“…Your posts are uplifting and make me feel I have a friend by my side on this journey.”
#1 Way To Help Widows –
Just Be There.
That’s it, that is all there is to it folks.
Don’t just be there when the initial shock of sudden death hits. Be there in the days, weeks, months and years after the funeral. Her needs will not stop after a few months or a couple years but they will change.
In The Beginning
This might mean holding her hand as she cries, handing her one tissue after another, letting her cry on your shoulder, a phone call to see how she is doing, a thinking of you card in the mail, or even an email.

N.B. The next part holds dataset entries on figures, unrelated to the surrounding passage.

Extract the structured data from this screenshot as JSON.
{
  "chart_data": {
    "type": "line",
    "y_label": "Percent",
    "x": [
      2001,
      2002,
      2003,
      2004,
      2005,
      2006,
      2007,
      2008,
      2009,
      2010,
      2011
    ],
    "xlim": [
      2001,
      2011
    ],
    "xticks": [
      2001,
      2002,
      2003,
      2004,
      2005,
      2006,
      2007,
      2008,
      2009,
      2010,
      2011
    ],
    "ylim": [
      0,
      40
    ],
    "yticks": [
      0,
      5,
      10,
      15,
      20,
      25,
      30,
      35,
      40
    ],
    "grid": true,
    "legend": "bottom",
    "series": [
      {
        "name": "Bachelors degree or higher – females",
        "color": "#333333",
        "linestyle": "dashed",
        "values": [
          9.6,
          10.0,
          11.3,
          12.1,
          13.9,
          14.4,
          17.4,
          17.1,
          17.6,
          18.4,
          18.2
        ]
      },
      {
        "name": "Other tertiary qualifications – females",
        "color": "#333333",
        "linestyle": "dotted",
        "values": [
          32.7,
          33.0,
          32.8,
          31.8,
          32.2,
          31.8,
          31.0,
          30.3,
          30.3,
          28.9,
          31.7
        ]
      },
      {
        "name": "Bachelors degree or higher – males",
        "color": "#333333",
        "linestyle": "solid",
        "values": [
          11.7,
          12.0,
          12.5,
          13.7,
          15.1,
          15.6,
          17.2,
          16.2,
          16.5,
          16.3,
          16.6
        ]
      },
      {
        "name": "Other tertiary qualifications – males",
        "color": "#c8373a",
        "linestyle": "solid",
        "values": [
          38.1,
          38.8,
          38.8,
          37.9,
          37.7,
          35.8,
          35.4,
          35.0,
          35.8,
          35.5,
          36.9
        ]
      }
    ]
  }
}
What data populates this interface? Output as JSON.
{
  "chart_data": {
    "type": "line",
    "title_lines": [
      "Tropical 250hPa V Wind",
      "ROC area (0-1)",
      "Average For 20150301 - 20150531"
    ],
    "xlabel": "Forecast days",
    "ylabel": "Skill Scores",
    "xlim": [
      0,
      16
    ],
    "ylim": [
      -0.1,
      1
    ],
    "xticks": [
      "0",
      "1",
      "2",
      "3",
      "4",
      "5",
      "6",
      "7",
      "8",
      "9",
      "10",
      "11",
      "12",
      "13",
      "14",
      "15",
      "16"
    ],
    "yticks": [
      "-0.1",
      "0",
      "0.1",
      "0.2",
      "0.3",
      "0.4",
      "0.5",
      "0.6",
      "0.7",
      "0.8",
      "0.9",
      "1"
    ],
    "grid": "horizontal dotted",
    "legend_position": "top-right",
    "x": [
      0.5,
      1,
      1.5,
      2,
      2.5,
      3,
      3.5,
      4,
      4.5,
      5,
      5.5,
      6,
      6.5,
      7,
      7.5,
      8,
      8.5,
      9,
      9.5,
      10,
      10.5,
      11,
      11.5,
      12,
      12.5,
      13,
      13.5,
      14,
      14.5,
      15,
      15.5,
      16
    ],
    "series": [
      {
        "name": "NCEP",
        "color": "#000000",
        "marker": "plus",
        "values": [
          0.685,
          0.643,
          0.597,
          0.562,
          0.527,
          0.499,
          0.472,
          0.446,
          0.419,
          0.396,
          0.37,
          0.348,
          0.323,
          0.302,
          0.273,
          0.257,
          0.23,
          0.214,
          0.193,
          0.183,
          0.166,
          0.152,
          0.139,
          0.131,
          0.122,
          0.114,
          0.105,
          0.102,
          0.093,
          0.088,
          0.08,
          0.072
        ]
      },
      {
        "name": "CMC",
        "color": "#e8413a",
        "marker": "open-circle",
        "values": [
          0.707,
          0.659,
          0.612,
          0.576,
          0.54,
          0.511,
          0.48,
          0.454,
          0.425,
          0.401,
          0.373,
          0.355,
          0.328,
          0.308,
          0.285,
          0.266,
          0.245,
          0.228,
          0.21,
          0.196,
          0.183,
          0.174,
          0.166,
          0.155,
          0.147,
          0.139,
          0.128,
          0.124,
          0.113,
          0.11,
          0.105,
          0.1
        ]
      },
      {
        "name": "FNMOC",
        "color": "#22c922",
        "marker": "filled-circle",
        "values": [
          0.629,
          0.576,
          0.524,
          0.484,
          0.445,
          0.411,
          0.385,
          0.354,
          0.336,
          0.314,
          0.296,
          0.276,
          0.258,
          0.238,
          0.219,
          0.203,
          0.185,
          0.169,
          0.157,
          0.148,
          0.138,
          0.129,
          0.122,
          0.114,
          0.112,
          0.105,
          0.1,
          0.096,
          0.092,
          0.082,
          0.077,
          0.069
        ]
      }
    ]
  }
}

She does not expect you to have the answer to the tough questions such as “Why?” She knows that only God knows why. She might still ask it, but knows you are unable to answer it. Just let her vent.
Take a little time out of your day once a week or every other week to contact her and let her know you are thinking about her and are still there for her.
In The Middle
Her needs after a few months or years might be assistance with plumbing, car, and other mechanical issues as well as someone to mow the yard or fix her Playstation 3 that crashed and burned.
Most likely a widow will never remarry, so her widowhood experience will not end until her passing. It is not easy finding a good man to date.
Take the time to help a widow because you would want the same support if the roles were reversed – and some day they will be.
Don’t walk behind me; I may not lead. Don’t walk in front of me; I may not follow.
Just walk beside me and be my friend.
There is no greater loan than a sympathetic ear.